Already, Texas Republicans have redrawn their state’s maps to add 5 extra seats that favor GOP candidates, and California Democrats responded with new maps of their own supposed to add 5 Democratic-leaning seats. The California maps should nonetheless be permitted by voters this November. Missouri Republicans final week passed new maps aimed toward handing the GOP yet another House seat there.
Republican state Rep. Ed Clere informed NCS that Missouri’s approval of new congressional maps final week “has only increased the pressure on Indiana, but for all the wrong reasons.”
“This is being driven by very raw and very cynical politics,” he mentioned.
Clere has been one of many Indiana GOP’s most vocal opponents of mid-decade redistricting. He mentioned doing so “establishes a dangerous precedent,” and mentioned there’s deep opposition throughout the get together to redrawing the maps.
“There are Republicans who are more concerned with upholding principles than with cheating to win elections. And that’s what this is: It’s cheating,” he mentioned. “This is about a lot more than a congressional map or an election. This is about who we are as a people, and whether we are willing to prioritize democracy over politics.”
Multiple Indiana Republican lawmakers, talking on the situation of anonymity, mentioned they anticipate Trump will finally get his method.

The stress on the GOP supermajority has ratcheted up with Vice President JD Vance touring to the Statehouse on August 7 to meet privately with Braun, state House Speaker Todd Huston and state Senate President Pro Tem Rodric Bray.
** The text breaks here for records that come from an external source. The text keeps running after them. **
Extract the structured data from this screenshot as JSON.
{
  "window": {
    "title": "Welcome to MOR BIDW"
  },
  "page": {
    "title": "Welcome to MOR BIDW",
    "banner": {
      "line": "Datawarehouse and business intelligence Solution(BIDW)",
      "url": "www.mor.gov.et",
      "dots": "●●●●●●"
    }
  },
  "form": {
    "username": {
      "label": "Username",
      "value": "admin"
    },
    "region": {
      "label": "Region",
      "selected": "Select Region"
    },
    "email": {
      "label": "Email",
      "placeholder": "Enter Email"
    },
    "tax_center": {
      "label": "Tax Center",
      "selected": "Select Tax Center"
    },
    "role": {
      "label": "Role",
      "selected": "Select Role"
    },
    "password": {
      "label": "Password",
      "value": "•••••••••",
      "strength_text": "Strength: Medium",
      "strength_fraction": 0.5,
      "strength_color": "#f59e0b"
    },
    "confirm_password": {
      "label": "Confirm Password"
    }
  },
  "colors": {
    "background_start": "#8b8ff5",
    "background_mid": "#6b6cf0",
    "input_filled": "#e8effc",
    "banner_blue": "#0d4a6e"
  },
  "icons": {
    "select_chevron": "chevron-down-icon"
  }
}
Indiana’s full seven-member Republican congressional delegation endorsed mid-decade redistricting in social media posts in August, on the identical day state House Republicans have been caucusing to focus on the prospect. The similar month, the White House invited the state’s GOP legislators to Washington to additional press their case.
The matter was prominently featured at Sen. Jim Banks’ Hoosier Leadership for America Summit final weekend, the place state Rep. Andrew Ireland, a supporter of redistricting, mentioned on X he’d spoken about it.
Braun, the first-term Republican governor, famous that some Republican state legislators had initially opposed mid-decade redistricting, however have since reversed their positions.
“You clearly saw certain legislators that had an ‘absolutely not interested’ to where they’re publicly out there changing their mind,” Braun informed reporters this week.
One of these public GOP flips is state Rep. Jim Lucas, who in August repeatedly staked out his opposition to a mid-decade redistricting effort.
After visiting the White House, and within the hours after the taking pictures of conservative activist Charlie Kirk — who had waged a social media marketing campaign to stress Indiana Republicans to redraw their congressional traces, vowing to help major challenges against those that turned Trump down — Lucas mentioned he’d modified his thoughts.
“I am now a rock solid HELL YES for redistricting!” he mentioned on X.
Lucas argued in one other put up the subsequent day that as a result of a Democratic House would impede Trump’s agenda, redistricting “went from a state issue to a national issue.”
The reversal by Lucas prompted an uncommon back-and-forth with one other veteran Republican state lawmaker, Rep. Heath VanNatter, on Lucas’ Facebook web page — throwing the sorts of discussions GOP lawmakers have had in caucus conferences, together with House and Senate members gathering individually final week, into public view.
“I knew you would fold. Maybe you should keep your powder dry next time,” VanNatter mentioned.
Lucas responded by citing Hoosier legislators’ journey to the White House final month and the assassination of Kirk.
“After going to DC and hearing solid information from the federal level of how every Hoosier would benefit by redistricting and now the assassination of Charlie Kirk, I have ZERO problem to publicly come out and explain my changed position,” he wrote.